Le Jobbik soutient officiellement des thèses négationnistes. En février dernier, à Debrecen, deuxième ville du pays à 220 km à l’est de Budapest, l’Holocauste a été qualifié au cours d’un discours commémoratif de « mensonge », ce qui est un délit passible d’une peine de prison de trois ans (article 33 du Code civil hongrois, source Vagy.hu).  A Esztergom, situé au bord du Danube à la frontière slovaque, un meeting du parti a été organisé dans une ancienne synagogue (AFP).
Les actes de vandalisme antijuif se sont multipliés, comme la profanation d’un cimetière en juillet 2012 à Kaposvar, à 200 km au sud-ouest de la capitale ou encore en mars dernier dans la ville de Tatabanya, à 65 km à l’ouest de la capitale.
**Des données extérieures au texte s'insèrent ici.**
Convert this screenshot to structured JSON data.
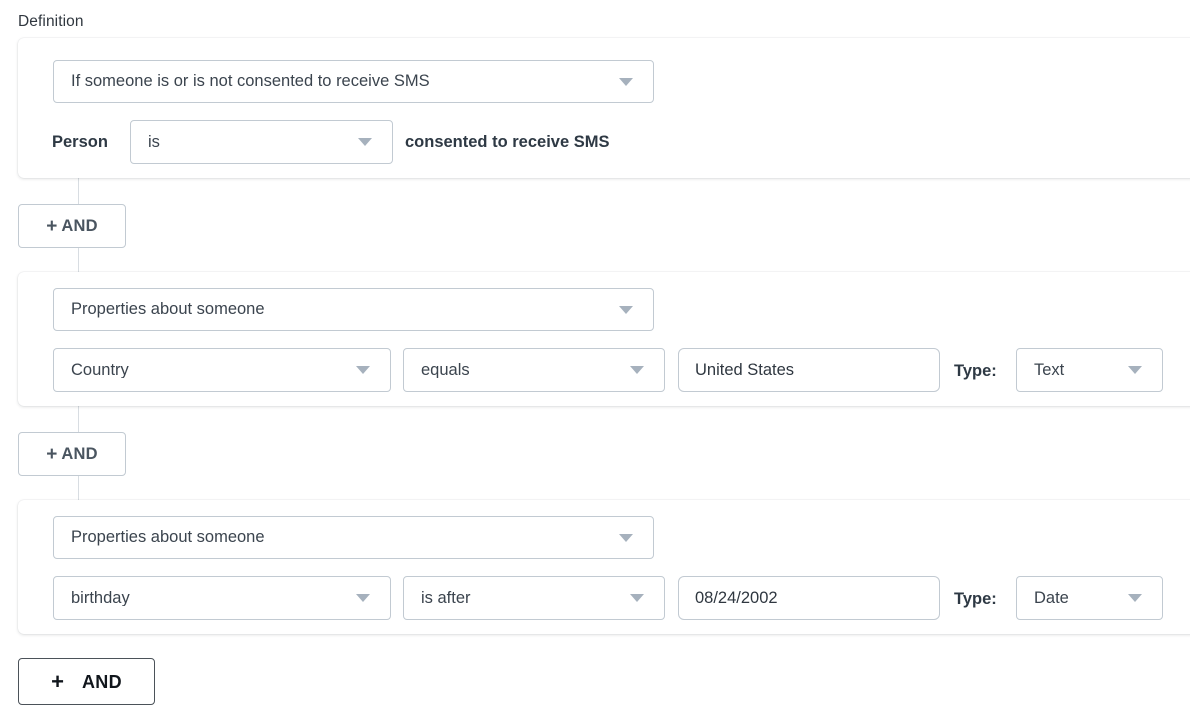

A la peinture rouge sur les tombes, on a pu lire des insanités comme « sales juifs » ou encore « l’Holocauste n’a jamais eu lieu mais il se produira dans le futur » (Figaro, 17 mars 2014).
Le Jobbik, créé en 2003, a obtenu 20,5 % des voix aux dernières élections nationales (6 avril 2014) soit 3,5 points de plus qu’en 2010, date de sa toute première participation aux législatives. Ce vote protestataire atteint 30% parmi les électeurs de moins de 35 ans dans certaines régions de l’Est et dans les campagnes. Le dirigeant actuel du parti, Gábor Vona, a déclaré en janvier dernier qu’il était prêt à gouverner la Hongrie. Quitte à arrondir les angles pour paraître moins effrayant.